FIGURES from the Federal Bureau of Investigation and the Bureau of Justice Statistics give conflicting pictures of long-term trends in the US crime rate, but public opinion shows no such ambiguity. Violent crime is a widespread and persistent concern, especially among city dwellers and blacks. A majority of Americans say violent crime in their community is a worse problem than it was 10 years ago. One in five claim to have been the victim of a violent crime at some time in their lives; the figure is 29 percent among blacks. Four in 10 Americans say there is an area within a mile of their home where they are afraid to walk at night.
The system of justice is seen as ineffective in coping with crime. Of those who have been the victim of a violent crime during the past four years, only 15 percent said that they reported the crime and an arrest was made. Nearly three-quarters of the public say they have ``not very much'' confidence in the ability of the courts to convict and properly sentence criminals. The police get better grades than other actors in the criminal justice system. By nearly two-to-one the police are rated excellent or good rather than fair or poor at accomplishing their part of the criminal justice mission. At the other extreme, parole boards rate 22 percent excellent or good, 57 percent fair or poor.

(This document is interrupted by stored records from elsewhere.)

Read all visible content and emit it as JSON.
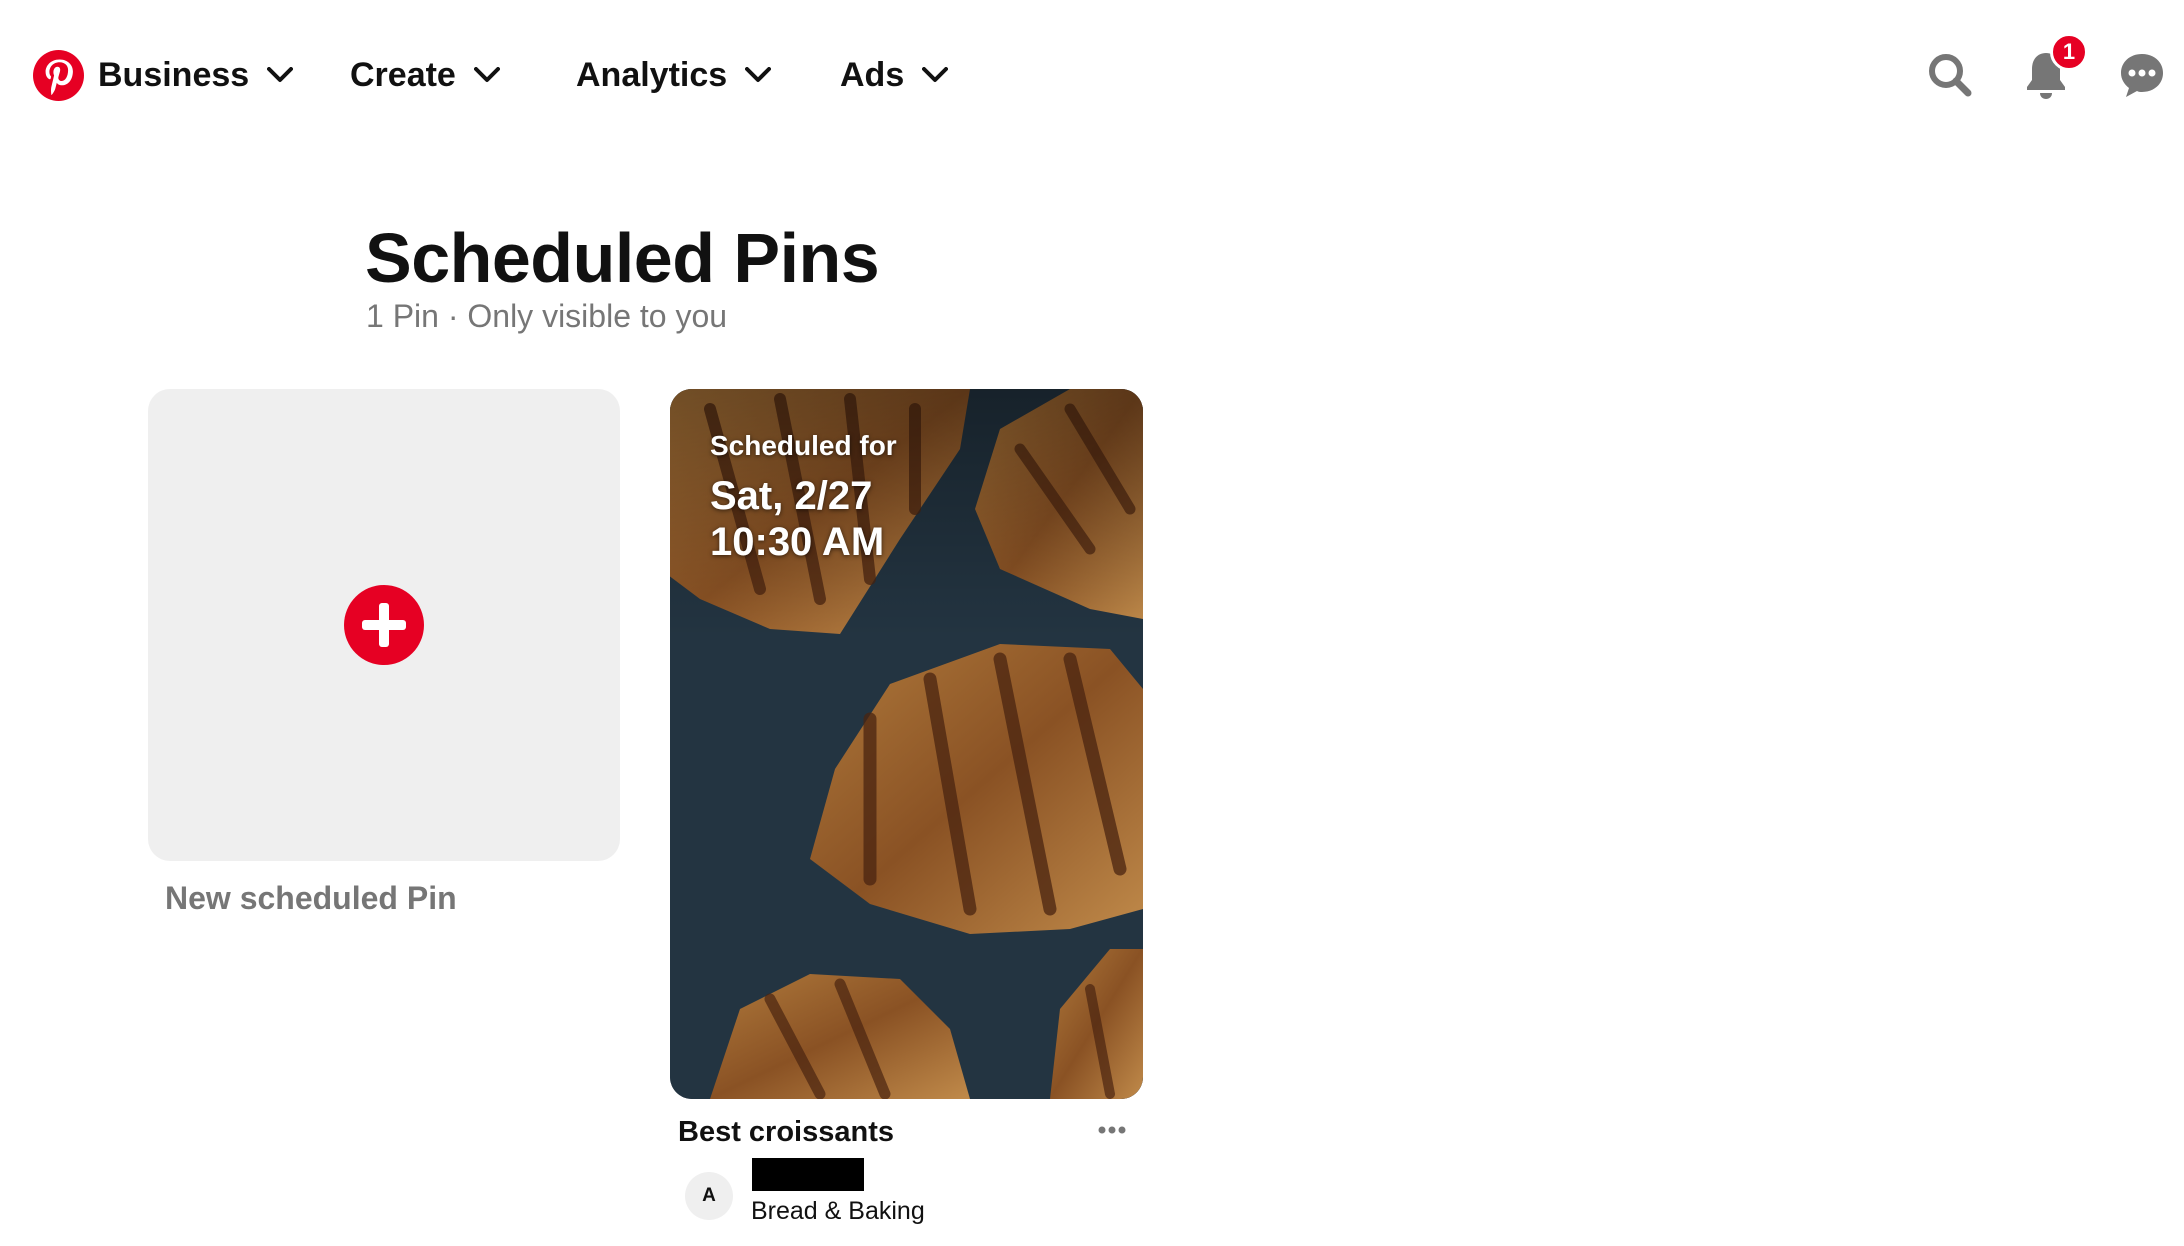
{
  "colors": {
    "brand_red": "#e60023",
    "text_primary": "#111111",
    "text_secondary": "#767676",
    "card_background": "#efefef",
    "icon_gray": "#767676"
  },
  "nav": {
    "logo_icon": "pinterest-logo-icon",
    "items": [
      {
        "label": "Business",
        "icon": "chevron-down-icon"
      },
      {
        "label": "Create",
        "icon": "chevron-down-icon"
      },
      {
        "label": "Analytics",
        "icon": "chevron-down-icon"
      },
      {
        "label": "Ads",
        "icon": "chevron-down-icon"
      }
    ],
    "search_icon": "search-icon",
    "notifications_icon": "bell-icon",
    "notifications_count": "1",
    "messages_icon": "speech-bubble-icon"
  },
  "page": {
    "title": "Scheduled Pins",
    "subtitle": "1 Pin · Only visible to you"
  },
  "new_pin": {
    "icon": "plus-circle-icon",
    "label": "New scheduled Pin"
  },
  "pins": [
    {
      "scheduled_label": "Scheduled for",
      "date": "Sat, 2/27",
      "time": "10:30 AM",
      "image_description_icon": "croissants-photo",
      "title": "Best croissants",
      "more_icon": "ellipsis-icon",
      "avatar_initial": "A",
      "board": "Bread & Baking"
    }
  ]
}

Americans react to crime as they typically do when confronted with a complex and deeply felt problem: They say, ``Do something.'' They want the courts to be tougher. But public response is hardly ideological. Strong majorities support both the death penalty (a conservative solution) and gun control (a liberal solution). Americans are groping for an expression of their concern about crime and of their desire to take some sort of action.